Protocol to generate plasmids with BsaI sites.
Moore Mutagenesis (variation developed by S. Moore)
Aka ‘round the horn PCR
Aka Full-plasmid PCR
Aka regular PCR
Here is the graphical outline:
Basically, you PCR around the entire plasmid. This gives you control over (1) large
deletions (by placing your primers to bracket the region you want to delete), (2)
Relatively large insertions (by including non-homologous regions on the 5’ ends of your
primers [colored red and blue above].
1. Design primers with similar melting temperatures. Generally 18-22 bases that are
complementary to the target plasmid. Extra regions to be inserted can be added to
the 5’ end of the primer.
2. Phosphorylate the primers. Regular primer synthesis leaves hydroxyl groups on
the 5’ end. These need to be phosphorylated in order for the ligase to work
efficiently. To phosphorylate the primers, first dissolve them in water at a
concentration of 50 uM.
a. Set up a phosphorylation reaction with the following components
i. NOTE: If making many reactions, it is good to make a master mix
with all components except primer (buffer, water, and PNK
enzyme).
ii. 2.5 uL T4 DNA ligase buffer (note the PNK buffer is for use in
radiolabeling procedures and does not have ATP)
iii. 3 uL of primer (total amount 300 pmoles)
iv. 19 uL water
v. 0.5 uL PNK (enzyme available from NEB)
b. Incubate at 37C for 30 minutes. Longer is OK.
3. PCR
a. Use an enzyme that does not add extra stuff to the 3’ end (e.g. do not use
Taq). Pfu and Pfusion work well.
b. Allow enough extension time for the polymerase to synthesize the entire
plasmid (6 minutes with Pfusion and plasmids up to 6 kb works well).
c. Example protocol
i. 1 uL miniprep plasmid
ii. 3 uL each phosphorylated primer (0.6 uM final)

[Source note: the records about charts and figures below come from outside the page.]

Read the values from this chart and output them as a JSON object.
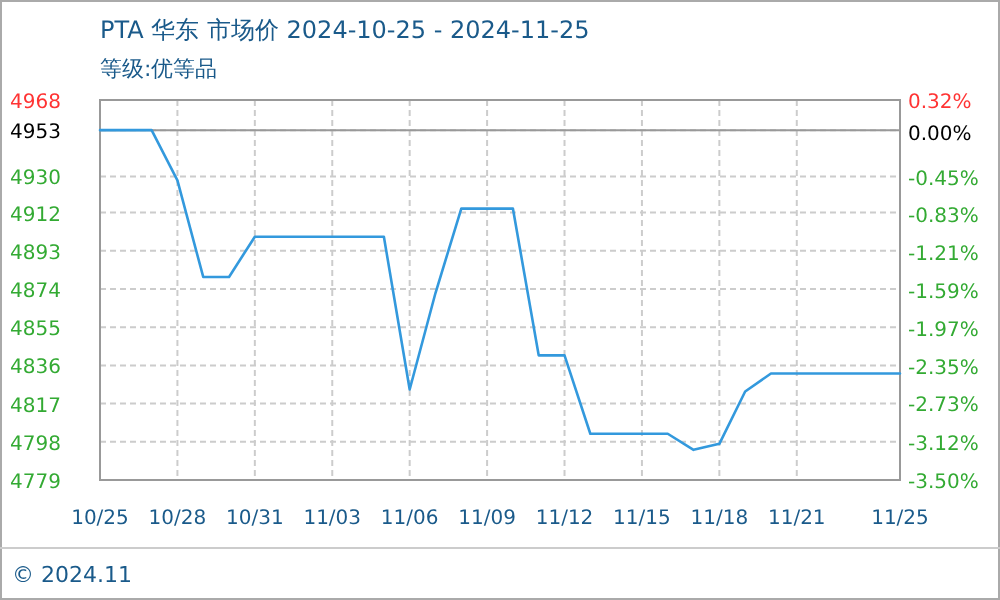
{
  "chart_data": {
    "type": "line",
    "title": "PTA 华东 市场价 2024-10-25 - 2024-11-25",
    "subtitle": "等级:优等品",
    "xlim": [
      "2024-10-25",
      "2024-11-25"
    ],
    "xticks": [
      {
        "value": "2024-10-25",
        "label": "10/25"
      },
      {
        "value": "2024-10-28",
        "label": "10/28"
      },
      {
        "value": "2024-10-31",
        "label": "10/31"
      },
      {
        "value": "2024-11-03",
        "label": "11/03"
      },
      {
        "value": "2024-11-06",
        "label": "11/06"
      },
      {
        "value": "2024-11-09",
        "label": "11/09"
      },
      {
        "value": "2024-11-12",
        "label": "11/12"
      },
      {
        "value": "2024-11-15",
        "label": "11/15"
      },
      {
        "value": "2024-11-18",
        "label": "11/18"
      },
      {
        "value": "2024-11-21",
        "label": "11/21"
      },
      {
        "value": "2024-11-25",
        "label": "11/25"
      }
    ],
    "ylim": [
      4779,
      4968
    ],
    "yticks": [
      4779,
      4798,
      4817,
      4836,
      4855,
      4874,
      4893,
      4912,
      4930,
      4953,
      4968
    ],
    "y2lim": [
      -3.5,
      0.32
    ],
    "y2ticks": [
      {
        "value": -3.5,
        "label": "-3.50%"
      },
      {
        "value": -3.12,
        "label": "-3.12%"
      },
      {
        "value": -2.73,
        "label": "-2.73%"
      },
      {
        "value": -2.35,
        "label": "-2.35%"
      },
      {
        "value": -1.97,
        "label": "-1.97%"
      },
      {
        "value": -1.59,
        "label": "-1.59%"
      },
      {
        "value": -1.21,
        "label": "-1.21%"
      },
      {
        "value": -0.83,
        "label": "-0.83%"
      },
      {
        "value": -0.45,
        "label": "-0.45%"
      },
      {
        "value": 0,
        "label": "0.00%"
      },
      {
        "value": 0.32,
        "label": "0.32%"
      }
    ],
    "grid": true,
    "ref_lines": [
      {
        "axis": "y",
        "value": 4953,
        "color": "#999999"
      }
    ],
    "series": [
      {
        "color": "#3399dd",
        "x": [
          "2024-10-25",
          "2024-10-27",
          "2024-10-28",
          "2024-10-29",
          "2024-10-30",
          "2024-10-31",
          "2024-11-05",
          "2024-11-06",
          "2024-11-07",
          "2024-11-08",
          "2024-11-10",
          "2024-11-11",
          "2024-11-12",
          "2024-11-13",
          "2024-11-16",
          "2024-11-17",
          "2024-11-18",
          "2024-11-19",
          "2024-11-20",
          "2024-11-25"
        ],
        "values": [
          4953,
          4953,
          4928,
          4880,
          4880,
          4900,
          4900,
          4824,
          4872,
          4914,
          4914,
          4841,
          4841,
          4802,
          4802,
          4794,
          4797,
          4823,
          4832,
          4832
        ]
      }
    ],
    "annotations": [
      "© 2024.11"
    ]
  }
}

iii. 3 uL polymerase buffer
iv. 0.6 uL dNTPs (25 mM each)
v. 0.5 uL Pfusion polymerase
vi. 22 uL water
d. cycling
i. 94 C for 2 minutes
Then 22 cycles of:
ii. 95 C for 30 seconds
iii. 50 C for 30 seconds
iv. 72 C for 6 minutes
4. Dpn I digest
a. Add 1 uL of Dpn I to PCR reaction and digest for 1 hour. This enzyme
only cuts methylated DNA. DNA produced inside bacteria (e.g. from a
miniprep) will be methylated whereas DNA produced by PCR will not.

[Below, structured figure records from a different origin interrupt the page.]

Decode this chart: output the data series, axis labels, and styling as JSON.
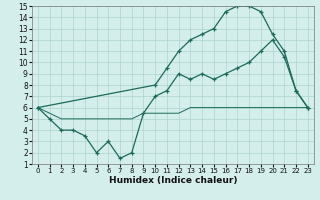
{
  "xlabel": "Humidex (Indice chaleur)",
  "background_color": "#d4eeec",
  "grid_color": "#aed4d0",
  "line_color": "#1a6b5a",
  "xlim": [
    -0.5,
    23.5
  ],
  "ylim": [
    1,
    15
  ],
  "xticks": [
    0,
    1,
    2,
    3,
    4,
    5,
    6,
    7,
    8,
    9,
    10,
    11,
    12,
    13,
    14,
    15,
    16,
    17,
    18,
    19,
    20,
    21,
    22,
    23
  ],
  "yticks": [
    1,
    2,
    3,
    4,
    5,
    6,
    7,
    8,
    9,
    10,
    11,
    12,
    13,
    14,
    15
  ],
  "line1_x": [
    0,
    1,
    2,
    3,
    4,
    5,
    6,
    7,
    8,
    9,
    10,
    11,
    12,
    13,
    14,
    15,
    16,
    17,
    18,
    19,
    20,
    21,
    22,
    23
  ],
  "line1_y": [
    6,
    5,
    4,
    4,
    3.5,
    2,
    3,
    1.5,
    2,
    5.5,
    7,
    7.5,
    9,
    8.5,
    9,
    8.5,
    9,
    9.5,
    10,
    11,
    12,
    10.5,
    7.5,
    6
  ],
  "line2_x": [
    0,
    10,
    11,
    12,
    13,
    14,
    15,
    16,
    17,
    18,
    19,
    20,
    21,
    22,
    23
  ],
  "line2_y": [
    6,
    8,
    9.5,
    11,
    12,
    12.5,
    13,
    14.5,
    15,
    15,
    14.5,
    12.5,
    11,
    7.5,
    6
  ],
  "line3_x": [
    0,
    1,
    2,
    3,
    4,
    5,
    6,
    7,
    8,
    9,
    10,
    11,
    12,
    13,
    14,
    15,
    16,
    17,
    18,
    19,
    20,
    21,
    22,
    23
  ],
  "line3_y": [
    6,
    5.5,
    5,
    5,
    5,
    5,
    5,
    5,
    5,
    5.5,
    5.5,
    5.5,
    5.5,
    6,
    6,
    6,
    6,
    6,
    6,
    6,
    6,
    6,
    6,
    6
  ]
}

Dpn I recognizes 4 bp and so cuts on average every 256 bases. This will
digest the parental plasmid into short fragments.
5. Analyze your 5 uL of your PCR reaction on an agarose gel and freeze the
remaining 25 uL (this is important to prevent overdigestion from the DpnI)

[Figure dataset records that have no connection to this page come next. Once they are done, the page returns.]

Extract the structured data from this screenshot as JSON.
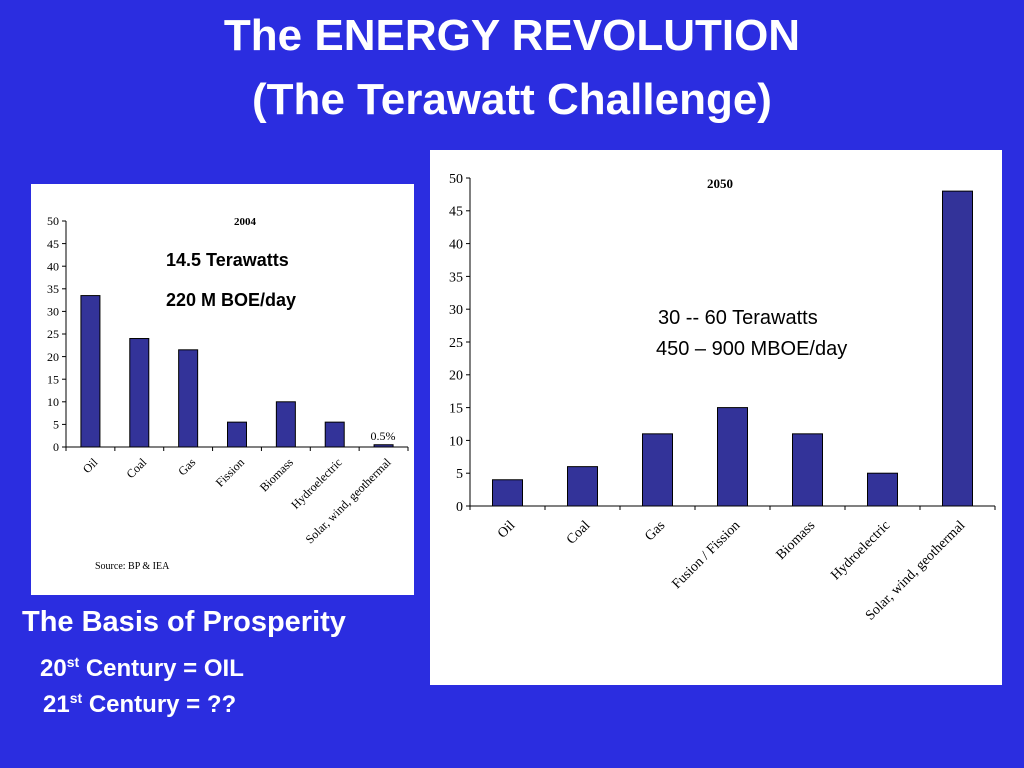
{
  "title": {
    "line1": "The  ENERGY REVOLUTION",
    "line2": "(The Terawatt  Challenge)"
  },
  "chart_data": [
    {
      "type": "bar",
      "title": "2004",
      "categories": [
        "Oil",
        "Coal",
        "Gas",
        "Fission",
        "Biomass",
        "Hydroelectric",
        "Solar, wind, geothermal"
      ],
      "values": [
        33.5,
        24,
        21.5,
        5.5,
        10,
        5.5,
        0.5
      ],
      "ylim": [
        0,
        50
      ],
      "yticks": [
        0,
        5,
        10,
        15,
        20,
        25,
        30,
        35,
        40,
        45,
        50
      ],
      "bar_color": "#333399",
      "annotations": {
        "terawatts": "14.5 Terawatts",
        "boe": "220 M BOE/day",
        "last_bar_label": "0.5%",
        "source": "Source: BP & IEA"
      },
      "grid": false,
      "legend": "none"
    },
    {
      "type": "bar",
      "title": "2050",
      "categories": [
        "Oil",
        "Coal",
        "Gas",
        "Fusion / Fission",
        "Biomass",
        "Hydroelectric",
        "Solar, wind, geothermal"
      ],
      "values": [
        4,
        6,
        11,
        15,
        11,
        5,
        48
      ],
      "ylim": [
        0,
        50
      ],
      "yticks": [
        0,
        5,
        10,
        15,
        20,
        25,
        30,
        35,
        40,
        45,
        50
      ],
      "bar_color": "#333399",
      "annotations": {
        "terawatts": "30 -- 60 Terawatts",
        "boe": "450 – 900  MBOE/day"
      },
      "grid": false,
      "legend": "none"
    }
  ],
  "footer": {
    "heading": "The Basis of Prosperity",
    "line1_num": "20",
    "line1_sup": "st",
    "line1_rest": " Century  =  OIL",
    "line2_num": "21",
    "line2_sup": "st",
    "line2_rest": " Century  =  ??"
  }
}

6. If the PCR reaction has one predominant band at the appropriate size, then
column purify your PCR product. If you don’t have a clean PCR product, you
may need to try increasing or decreasing the annealing temperature in your PCR
(try 45 or 55 C), or gel purify the appropriate product.
7. Ligation
a. Set up a ligation reaction with the following:
i. 1 uL T4 DNA ligase buffer
ii. 4 uL purified PCR product
iii. 4 uL water
iv. 1 uL T4 DNA ligase
b. Ligate at room temperature for 30 minutes
8. Transformation
a. Transform you ligated plasmid into bacteria and plate on appropriate
antibiotics
9. Grow up for miniprep.
10. Check plasmids by restriction analyses and Sanger sequencing.